Not that it happens frequently. My own foray into the game has been an on-and-off affair over the last couple of years (honestly, I haven't played in over a year at this point -- lots has changed, but the core game is still the same). I've done everything from mining, to mission running, to gate-running through nullsec (player run systems) and farming NPCs in the more lawless areas, to roaming around the galaxy and finding random people to pick fights with (getting repeatedly wrecked in the process)... which to be honest covers only a miniscule percentage of a monstrosity of a game. Hell, I never even got to the point of delving into corporations and alliances -- the real meat and bones (as I see it) of a game like EVE. I was still caught up -- even after hundreds of hours of play! -- in just exploring the single-player aspect.
Rambled more or less long enough, I think. And now you've got me fiending to play the game again. Which says something -- from a guy who plays most games for a heavy stint and then never touches them again, EVE is a rarity in that I keep coming back just because the lure of the unknown has that particular lustre to it.
But if you're interested in plot and story, be warned that EVE has none -- beyond what players, corporations and alliances make amongst themselves.

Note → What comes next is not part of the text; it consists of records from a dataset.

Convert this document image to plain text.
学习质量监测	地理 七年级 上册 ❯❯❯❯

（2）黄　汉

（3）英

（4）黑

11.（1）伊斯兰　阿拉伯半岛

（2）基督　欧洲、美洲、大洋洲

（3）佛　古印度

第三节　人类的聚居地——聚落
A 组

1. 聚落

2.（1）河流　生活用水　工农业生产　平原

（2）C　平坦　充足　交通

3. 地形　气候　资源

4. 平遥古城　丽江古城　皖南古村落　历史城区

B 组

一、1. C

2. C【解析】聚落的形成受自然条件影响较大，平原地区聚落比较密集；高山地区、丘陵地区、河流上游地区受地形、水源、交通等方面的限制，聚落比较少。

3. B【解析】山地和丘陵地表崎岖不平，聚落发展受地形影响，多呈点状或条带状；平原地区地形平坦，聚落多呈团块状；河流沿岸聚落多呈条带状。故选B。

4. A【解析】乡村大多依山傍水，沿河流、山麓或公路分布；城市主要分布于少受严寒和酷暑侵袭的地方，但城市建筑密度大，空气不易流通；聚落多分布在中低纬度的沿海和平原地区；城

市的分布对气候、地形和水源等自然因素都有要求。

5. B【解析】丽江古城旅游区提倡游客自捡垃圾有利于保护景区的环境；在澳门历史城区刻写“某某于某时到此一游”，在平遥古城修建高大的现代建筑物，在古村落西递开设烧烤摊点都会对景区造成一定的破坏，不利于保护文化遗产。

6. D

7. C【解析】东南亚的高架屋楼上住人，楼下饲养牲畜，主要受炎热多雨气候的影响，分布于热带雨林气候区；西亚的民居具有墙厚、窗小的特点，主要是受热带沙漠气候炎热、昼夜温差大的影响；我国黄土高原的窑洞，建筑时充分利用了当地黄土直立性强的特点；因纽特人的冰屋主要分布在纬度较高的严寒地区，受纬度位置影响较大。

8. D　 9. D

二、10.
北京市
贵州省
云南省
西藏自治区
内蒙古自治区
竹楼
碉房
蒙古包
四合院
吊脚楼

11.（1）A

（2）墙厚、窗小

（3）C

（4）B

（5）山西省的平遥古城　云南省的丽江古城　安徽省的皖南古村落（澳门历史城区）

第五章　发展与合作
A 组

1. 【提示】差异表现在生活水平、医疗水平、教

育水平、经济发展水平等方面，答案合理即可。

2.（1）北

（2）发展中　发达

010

Damnit. Thanks to you, I'll probably be firing my toon back up in the next couple of weeks... probably making a shift from the lawful side of the game to more piraty endeavours. I only barely scratched the surface of PvP in my time I did play. And yeah, if you're serious about playing, I'd totally cruise the galaxy with you (and anyone else interested); space is lonely, and it's been so long since I played I'm practically a novice myself.